Biomedical Breakthroughs: Healing Animals, Aiding Humans

It wasn't looking good for Major.

The terrier had been badly attacked by another dog, and his back leg was severely injured. To make matters worse, a record-breaking snowstorm had made it impossible to get him to the vet for days after he was hurt.

Major needed surgery, and serious infection had already set in, with multiple kinds of dangerous bacteria detected.

It was a level of infection that's notoriously difficult to treat in humans or animals.

"Think of a wildfire taking off," says Nicholas Ashton, PhD, research assistant professor of orthopedic surgery at University of Utah Health. "Once the infection takes hold, the tissue starts breaking down, the bacteria proliferate, and it just keeps getting worse." Pill-based antibiotics are often not enough to control such advanced infections.

Major, whose severe wound infection was healed after treatment including the Vetlen Pouch.

But the veterinarian had a different solution on hand: a pouch that could be filled with antibiotics, placed directly into the wound site, and refilled as needed, allowing a continual high dose of antibiotic until Major healed up. And he did. After 10 days of treatment, the infection cleared and he was on the mend from the attack.

The antibiotic reservoir, called the Vetlen Pouch, was developed through research at University of Utah Health.

The pouch has since helped heal animals from dogs and cats to horses while providing an indispensable proof of concept for potential use in people.

The pivotal moment

Dustin Williams, PhD, started on the road to the Vetlen Pouch through profound frustration with the state of infection care. As a researcher trying to find better ways to treat bone infections, he'd spent years working to improve antimicrobial coatings. But coatings can only hold a small, finite amount of antibiotic, no matter how powerful-and once the antibiotic runs out, it's done. It was a seemingly impassable limitation.

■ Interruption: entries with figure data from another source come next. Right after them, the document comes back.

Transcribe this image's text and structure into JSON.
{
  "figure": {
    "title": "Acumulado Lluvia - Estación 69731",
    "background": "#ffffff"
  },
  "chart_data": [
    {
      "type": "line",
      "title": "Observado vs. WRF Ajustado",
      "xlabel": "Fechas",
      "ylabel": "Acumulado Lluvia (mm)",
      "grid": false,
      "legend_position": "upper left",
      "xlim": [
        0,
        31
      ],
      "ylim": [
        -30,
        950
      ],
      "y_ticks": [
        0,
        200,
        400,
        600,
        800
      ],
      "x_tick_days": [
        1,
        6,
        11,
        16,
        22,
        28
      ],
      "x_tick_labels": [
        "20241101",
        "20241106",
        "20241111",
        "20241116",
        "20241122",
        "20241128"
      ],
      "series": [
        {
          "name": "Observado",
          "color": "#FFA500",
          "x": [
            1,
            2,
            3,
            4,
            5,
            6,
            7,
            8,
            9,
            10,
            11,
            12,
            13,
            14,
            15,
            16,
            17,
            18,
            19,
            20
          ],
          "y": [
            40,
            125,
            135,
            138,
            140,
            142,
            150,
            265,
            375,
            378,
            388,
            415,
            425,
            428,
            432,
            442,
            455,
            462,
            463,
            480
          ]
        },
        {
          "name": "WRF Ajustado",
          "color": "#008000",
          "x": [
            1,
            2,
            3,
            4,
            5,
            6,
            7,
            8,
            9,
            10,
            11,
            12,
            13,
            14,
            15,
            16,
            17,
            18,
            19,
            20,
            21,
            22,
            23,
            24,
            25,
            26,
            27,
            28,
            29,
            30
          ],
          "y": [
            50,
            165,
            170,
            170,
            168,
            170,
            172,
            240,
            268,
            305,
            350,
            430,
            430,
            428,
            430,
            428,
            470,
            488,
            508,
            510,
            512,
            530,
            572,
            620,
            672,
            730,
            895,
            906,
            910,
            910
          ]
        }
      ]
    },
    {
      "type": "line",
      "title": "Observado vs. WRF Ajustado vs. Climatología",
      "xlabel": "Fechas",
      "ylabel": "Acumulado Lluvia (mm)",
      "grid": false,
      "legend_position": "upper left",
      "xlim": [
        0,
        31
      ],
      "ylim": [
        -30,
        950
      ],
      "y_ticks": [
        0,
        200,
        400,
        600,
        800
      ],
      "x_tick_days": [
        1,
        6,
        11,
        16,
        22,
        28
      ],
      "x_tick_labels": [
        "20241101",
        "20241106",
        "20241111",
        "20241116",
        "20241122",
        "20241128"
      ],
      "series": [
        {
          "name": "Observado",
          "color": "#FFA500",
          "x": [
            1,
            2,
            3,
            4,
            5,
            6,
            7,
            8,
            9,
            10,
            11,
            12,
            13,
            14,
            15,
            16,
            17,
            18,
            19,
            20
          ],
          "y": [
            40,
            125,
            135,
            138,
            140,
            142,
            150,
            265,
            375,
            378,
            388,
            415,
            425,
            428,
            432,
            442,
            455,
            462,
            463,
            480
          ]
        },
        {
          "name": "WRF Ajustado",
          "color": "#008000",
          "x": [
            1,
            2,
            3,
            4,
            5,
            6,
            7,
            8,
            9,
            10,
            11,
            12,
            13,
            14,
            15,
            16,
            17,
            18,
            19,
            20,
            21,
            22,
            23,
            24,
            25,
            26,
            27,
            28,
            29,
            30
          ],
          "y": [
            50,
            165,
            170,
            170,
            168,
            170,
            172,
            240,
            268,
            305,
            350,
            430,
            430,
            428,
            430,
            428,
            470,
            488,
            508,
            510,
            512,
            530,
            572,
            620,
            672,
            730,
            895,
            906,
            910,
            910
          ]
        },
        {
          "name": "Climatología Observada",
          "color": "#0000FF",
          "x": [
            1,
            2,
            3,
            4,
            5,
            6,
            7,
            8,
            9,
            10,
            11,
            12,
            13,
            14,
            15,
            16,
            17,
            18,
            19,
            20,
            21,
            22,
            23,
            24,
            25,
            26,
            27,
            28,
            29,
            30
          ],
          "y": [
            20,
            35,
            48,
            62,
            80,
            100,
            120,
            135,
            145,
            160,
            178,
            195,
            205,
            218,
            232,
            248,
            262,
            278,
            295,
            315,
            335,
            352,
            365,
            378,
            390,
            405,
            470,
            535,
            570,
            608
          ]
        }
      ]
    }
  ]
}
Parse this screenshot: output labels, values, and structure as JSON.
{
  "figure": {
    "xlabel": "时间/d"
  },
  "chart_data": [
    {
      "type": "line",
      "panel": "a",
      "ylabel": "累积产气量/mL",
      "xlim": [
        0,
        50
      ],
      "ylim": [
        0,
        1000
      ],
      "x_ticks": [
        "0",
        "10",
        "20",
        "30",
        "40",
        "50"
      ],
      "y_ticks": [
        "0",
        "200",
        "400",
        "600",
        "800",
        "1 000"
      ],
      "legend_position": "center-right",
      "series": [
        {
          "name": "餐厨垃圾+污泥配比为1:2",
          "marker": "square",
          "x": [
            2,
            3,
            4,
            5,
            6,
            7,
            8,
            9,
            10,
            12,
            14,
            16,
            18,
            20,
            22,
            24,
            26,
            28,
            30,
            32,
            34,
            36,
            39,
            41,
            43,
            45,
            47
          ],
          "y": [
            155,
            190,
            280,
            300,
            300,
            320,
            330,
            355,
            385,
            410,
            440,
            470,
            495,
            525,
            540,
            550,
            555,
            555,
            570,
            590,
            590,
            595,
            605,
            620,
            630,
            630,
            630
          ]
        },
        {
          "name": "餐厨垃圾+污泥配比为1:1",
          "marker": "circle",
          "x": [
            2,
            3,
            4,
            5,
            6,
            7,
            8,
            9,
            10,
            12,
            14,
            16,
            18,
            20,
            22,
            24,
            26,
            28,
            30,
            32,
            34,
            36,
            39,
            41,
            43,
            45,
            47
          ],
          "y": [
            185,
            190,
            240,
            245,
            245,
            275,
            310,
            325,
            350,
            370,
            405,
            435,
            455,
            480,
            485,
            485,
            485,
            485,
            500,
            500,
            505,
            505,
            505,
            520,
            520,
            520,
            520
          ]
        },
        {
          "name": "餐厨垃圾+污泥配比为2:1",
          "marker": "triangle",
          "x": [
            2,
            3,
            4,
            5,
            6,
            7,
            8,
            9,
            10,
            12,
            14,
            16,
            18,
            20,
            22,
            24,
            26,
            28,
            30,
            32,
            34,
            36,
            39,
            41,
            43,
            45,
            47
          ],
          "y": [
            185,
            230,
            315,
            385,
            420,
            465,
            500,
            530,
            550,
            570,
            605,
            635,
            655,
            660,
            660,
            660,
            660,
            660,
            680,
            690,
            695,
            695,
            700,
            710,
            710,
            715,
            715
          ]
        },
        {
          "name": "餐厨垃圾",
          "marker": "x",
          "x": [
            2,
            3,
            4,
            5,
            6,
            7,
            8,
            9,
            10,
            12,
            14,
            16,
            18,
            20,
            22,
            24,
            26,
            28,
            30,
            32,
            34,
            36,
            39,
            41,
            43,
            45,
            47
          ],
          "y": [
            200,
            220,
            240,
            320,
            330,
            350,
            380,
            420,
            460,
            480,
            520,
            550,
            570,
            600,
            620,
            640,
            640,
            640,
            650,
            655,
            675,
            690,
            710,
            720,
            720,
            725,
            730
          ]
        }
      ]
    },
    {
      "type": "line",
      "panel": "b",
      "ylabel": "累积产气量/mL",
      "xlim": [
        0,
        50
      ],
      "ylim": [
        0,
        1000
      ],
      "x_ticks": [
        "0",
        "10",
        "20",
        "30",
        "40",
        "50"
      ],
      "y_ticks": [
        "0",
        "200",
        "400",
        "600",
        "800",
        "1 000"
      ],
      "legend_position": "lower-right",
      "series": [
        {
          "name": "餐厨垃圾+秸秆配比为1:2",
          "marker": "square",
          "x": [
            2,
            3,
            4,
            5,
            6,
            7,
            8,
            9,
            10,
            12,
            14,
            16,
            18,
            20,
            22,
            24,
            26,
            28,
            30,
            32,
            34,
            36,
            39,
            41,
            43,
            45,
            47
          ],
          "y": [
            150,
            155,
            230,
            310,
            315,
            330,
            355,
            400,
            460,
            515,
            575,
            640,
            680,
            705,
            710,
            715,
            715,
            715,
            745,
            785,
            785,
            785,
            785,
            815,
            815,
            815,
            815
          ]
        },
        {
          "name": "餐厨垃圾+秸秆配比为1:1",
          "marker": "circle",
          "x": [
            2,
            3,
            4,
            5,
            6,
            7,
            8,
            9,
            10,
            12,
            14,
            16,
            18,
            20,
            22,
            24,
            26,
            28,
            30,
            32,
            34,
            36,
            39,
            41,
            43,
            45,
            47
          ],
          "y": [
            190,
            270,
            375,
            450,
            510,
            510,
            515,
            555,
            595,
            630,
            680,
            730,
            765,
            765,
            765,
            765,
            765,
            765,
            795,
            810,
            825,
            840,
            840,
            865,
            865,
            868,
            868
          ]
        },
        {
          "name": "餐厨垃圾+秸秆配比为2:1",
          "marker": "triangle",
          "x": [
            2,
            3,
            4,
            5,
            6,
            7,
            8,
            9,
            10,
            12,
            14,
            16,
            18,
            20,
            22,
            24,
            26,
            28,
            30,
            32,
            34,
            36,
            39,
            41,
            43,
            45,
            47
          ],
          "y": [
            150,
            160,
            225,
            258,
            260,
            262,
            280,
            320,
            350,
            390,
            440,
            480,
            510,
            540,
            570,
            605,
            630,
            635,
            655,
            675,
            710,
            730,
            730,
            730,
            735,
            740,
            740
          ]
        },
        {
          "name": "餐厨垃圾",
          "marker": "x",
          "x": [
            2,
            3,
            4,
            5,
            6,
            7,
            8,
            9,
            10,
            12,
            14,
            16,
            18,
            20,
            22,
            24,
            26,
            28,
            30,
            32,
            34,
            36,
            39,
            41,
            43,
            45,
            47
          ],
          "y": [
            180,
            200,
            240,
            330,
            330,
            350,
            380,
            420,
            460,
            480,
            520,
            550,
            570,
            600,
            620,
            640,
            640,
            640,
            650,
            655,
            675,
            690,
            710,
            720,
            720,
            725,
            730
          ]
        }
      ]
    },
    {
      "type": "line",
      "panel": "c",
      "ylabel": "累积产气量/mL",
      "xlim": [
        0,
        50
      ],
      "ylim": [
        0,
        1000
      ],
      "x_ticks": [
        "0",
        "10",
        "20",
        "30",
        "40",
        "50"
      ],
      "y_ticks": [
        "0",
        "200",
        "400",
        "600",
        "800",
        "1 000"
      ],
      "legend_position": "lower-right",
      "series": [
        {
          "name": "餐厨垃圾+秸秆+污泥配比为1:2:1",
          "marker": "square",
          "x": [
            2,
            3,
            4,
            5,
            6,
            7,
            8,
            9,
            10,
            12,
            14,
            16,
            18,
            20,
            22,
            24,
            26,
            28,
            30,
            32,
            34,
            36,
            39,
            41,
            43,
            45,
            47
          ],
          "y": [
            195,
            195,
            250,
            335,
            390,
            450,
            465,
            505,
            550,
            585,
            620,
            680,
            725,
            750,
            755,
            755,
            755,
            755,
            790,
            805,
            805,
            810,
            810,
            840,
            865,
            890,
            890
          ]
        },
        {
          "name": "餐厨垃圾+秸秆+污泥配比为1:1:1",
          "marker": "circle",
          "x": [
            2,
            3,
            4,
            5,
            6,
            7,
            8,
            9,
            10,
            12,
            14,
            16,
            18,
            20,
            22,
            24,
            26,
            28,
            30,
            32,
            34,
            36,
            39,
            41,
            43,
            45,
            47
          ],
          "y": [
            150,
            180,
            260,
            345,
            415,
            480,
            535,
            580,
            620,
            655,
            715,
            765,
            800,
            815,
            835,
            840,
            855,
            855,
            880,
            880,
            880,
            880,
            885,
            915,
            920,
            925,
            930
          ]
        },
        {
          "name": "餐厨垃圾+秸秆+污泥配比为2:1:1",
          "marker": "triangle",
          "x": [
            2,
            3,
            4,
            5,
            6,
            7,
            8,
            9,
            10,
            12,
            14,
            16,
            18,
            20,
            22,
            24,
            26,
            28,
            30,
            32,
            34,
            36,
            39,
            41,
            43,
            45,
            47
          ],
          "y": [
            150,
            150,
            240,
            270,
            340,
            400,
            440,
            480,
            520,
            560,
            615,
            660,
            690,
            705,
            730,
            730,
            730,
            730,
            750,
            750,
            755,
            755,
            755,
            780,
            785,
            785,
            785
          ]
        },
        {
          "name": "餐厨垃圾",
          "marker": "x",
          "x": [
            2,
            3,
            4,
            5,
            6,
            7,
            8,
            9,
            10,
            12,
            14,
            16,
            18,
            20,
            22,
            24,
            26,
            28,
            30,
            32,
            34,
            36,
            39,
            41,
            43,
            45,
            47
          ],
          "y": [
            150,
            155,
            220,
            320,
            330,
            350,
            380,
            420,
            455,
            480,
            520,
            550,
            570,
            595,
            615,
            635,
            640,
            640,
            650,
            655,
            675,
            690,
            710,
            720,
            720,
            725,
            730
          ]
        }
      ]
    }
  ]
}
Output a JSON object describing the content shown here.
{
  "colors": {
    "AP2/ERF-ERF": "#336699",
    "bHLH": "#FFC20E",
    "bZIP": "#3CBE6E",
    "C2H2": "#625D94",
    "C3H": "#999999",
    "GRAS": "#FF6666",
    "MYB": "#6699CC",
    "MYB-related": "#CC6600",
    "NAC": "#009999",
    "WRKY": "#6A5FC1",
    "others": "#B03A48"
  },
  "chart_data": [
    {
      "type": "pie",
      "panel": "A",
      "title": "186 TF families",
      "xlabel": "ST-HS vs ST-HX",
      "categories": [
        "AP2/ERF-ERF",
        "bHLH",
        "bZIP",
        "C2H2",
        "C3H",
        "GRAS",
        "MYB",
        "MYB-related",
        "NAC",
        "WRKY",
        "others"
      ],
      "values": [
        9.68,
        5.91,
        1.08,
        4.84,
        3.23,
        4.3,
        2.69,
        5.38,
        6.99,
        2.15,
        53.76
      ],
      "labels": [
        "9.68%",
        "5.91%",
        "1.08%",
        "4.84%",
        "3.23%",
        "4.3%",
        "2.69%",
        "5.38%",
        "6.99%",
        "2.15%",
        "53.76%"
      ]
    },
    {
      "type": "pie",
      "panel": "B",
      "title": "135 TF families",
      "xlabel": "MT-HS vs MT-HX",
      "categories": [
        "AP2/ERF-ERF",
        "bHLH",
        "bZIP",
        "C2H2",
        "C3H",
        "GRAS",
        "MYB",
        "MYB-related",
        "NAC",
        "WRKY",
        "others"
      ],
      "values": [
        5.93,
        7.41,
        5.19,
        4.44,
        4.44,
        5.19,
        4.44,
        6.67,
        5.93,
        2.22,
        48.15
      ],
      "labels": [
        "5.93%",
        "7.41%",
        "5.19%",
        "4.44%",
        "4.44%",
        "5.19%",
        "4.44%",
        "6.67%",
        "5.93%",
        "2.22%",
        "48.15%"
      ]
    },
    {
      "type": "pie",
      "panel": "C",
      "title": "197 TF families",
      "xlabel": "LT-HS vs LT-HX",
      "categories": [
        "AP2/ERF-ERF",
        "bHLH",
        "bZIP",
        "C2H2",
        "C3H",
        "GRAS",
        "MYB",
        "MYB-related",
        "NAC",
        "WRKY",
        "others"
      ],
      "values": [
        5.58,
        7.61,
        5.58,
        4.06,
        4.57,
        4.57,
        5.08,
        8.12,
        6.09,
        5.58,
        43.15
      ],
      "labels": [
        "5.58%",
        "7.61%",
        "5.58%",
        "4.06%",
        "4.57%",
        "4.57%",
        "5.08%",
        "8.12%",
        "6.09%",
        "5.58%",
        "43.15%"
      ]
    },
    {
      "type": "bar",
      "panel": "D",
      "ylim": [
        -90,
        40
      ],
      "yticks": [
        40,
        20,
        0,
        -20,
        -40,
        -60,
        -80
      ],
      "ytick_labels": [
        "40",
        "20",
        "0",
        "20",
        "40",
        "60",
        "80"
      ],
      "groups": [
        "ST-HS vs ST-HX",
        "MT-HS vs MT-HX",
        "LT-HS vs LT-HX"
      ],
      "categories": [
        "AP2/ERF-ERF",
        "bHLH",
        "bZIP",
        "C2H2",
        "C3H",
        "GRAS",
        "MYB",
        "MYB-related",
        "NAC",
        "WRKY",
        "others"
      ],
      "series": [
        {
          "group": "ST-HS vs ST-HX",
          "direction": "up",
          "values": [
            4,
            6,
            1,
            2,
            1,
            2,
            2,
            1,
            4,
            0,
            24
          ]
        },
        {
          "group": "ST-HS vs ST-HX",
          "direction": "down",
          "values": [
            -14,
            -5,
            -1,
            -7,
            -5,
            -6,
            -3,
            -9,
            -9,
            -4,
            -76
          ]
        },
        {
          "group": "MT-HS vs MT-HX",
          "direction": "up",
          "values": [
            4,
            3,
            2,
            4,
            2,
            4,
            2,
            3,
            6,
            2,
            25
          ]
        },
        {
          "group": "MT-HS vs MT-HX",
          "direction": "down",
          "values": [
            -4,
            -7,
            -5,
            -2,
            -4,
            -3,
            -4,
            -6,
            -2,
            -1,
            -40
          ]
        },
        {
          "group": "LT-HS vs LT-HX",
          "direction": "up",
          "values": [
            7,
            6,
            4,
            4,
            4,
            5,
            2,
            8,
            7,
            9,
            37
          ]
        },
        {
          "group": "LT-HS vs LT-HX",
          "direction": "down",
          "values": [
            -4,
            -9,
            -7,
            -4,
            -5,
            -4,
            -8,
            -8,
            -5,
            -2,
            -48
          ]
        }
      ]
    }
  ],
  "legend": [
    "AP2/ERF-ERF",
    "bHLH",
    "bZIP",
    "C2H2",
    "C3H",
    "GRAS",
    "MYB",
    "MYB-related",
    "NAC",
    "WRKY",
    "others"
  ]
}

Then, Williams, a professor of orthopedic surgery at U of U Health, hit what he calls a "pivotal moment" in his life. He had been thinking about his uncle, who had recently passed, and about the dialysis machinery that had supported him, which had permeable membranes to filter fluid.

Suddenly, Williams was struck by a shockingly simple idea: instead of an antimicrobial coating, make a bag out of a membrane that would let antibiotics seep through, and refill it for as long as needed.

A pouch like that wouldn't only work for people, Williams realized. Its versatility, portability, and ease of use would make it ideal for veterinary applications. This was the beginning of the Vetlen Pouch, which Williams and Ashton invented and produced, then launched with the help of veterinarians, engineers, and business experts. Since then, the pouch has seen countless applications in veterinary medicine, from dogs who have been hit by cars to horses who have been injured jumping fences and cats with hard-to-resolve bone infections.

Dustin Williams, PhD (left) and Nicholas Ashton, PhD (right), inventors of the Vetlen Pouch. Credit: Charlie Ehlert / University of Utah Health

Helping animals to help people

After surgery to help treat her arthritis, the Vetlen Pouch helped this mare heal up without complications.

The researchers say that the results in animals are very promising. "Getting the pouch into those veterinary clinical cases was a big deal for us," Ashton says, "and then to start seeing how it was working-we're really excited."

For hurt or sick animals, getting antibiotics via the pouch can be easier than taking pills. "Cats hate taking pills," Williams says. "But with the pouch, you can just empty it and refill it every day and the cat doesn't even care. And the wound heals up like a champ."

By learning how the pouch works to heal animals, the researchers are building a foundation to use the pouch to heal serious injuries and infections in people.

The researchers hope that the results move into clinical trials in humans soon.

"I come from a very military family, and I want to help heal soldiers," Williams says. "The rates of infection for orthopedic procedures have gone unchanged for 70 years. The need is there. My goal is to heal people."

Ashton adds that every new use case in animals gives him hope for the human impact of his work, as well as the impact for animals. "Veterinarians are using it in all sorts of infections in animals, and every time you see it working there, every one of those could be a way you could use the device in humans," Ashton says. "All of us have companion animals, dogs and horses that we've loved. This is helping animals, and that's helping people."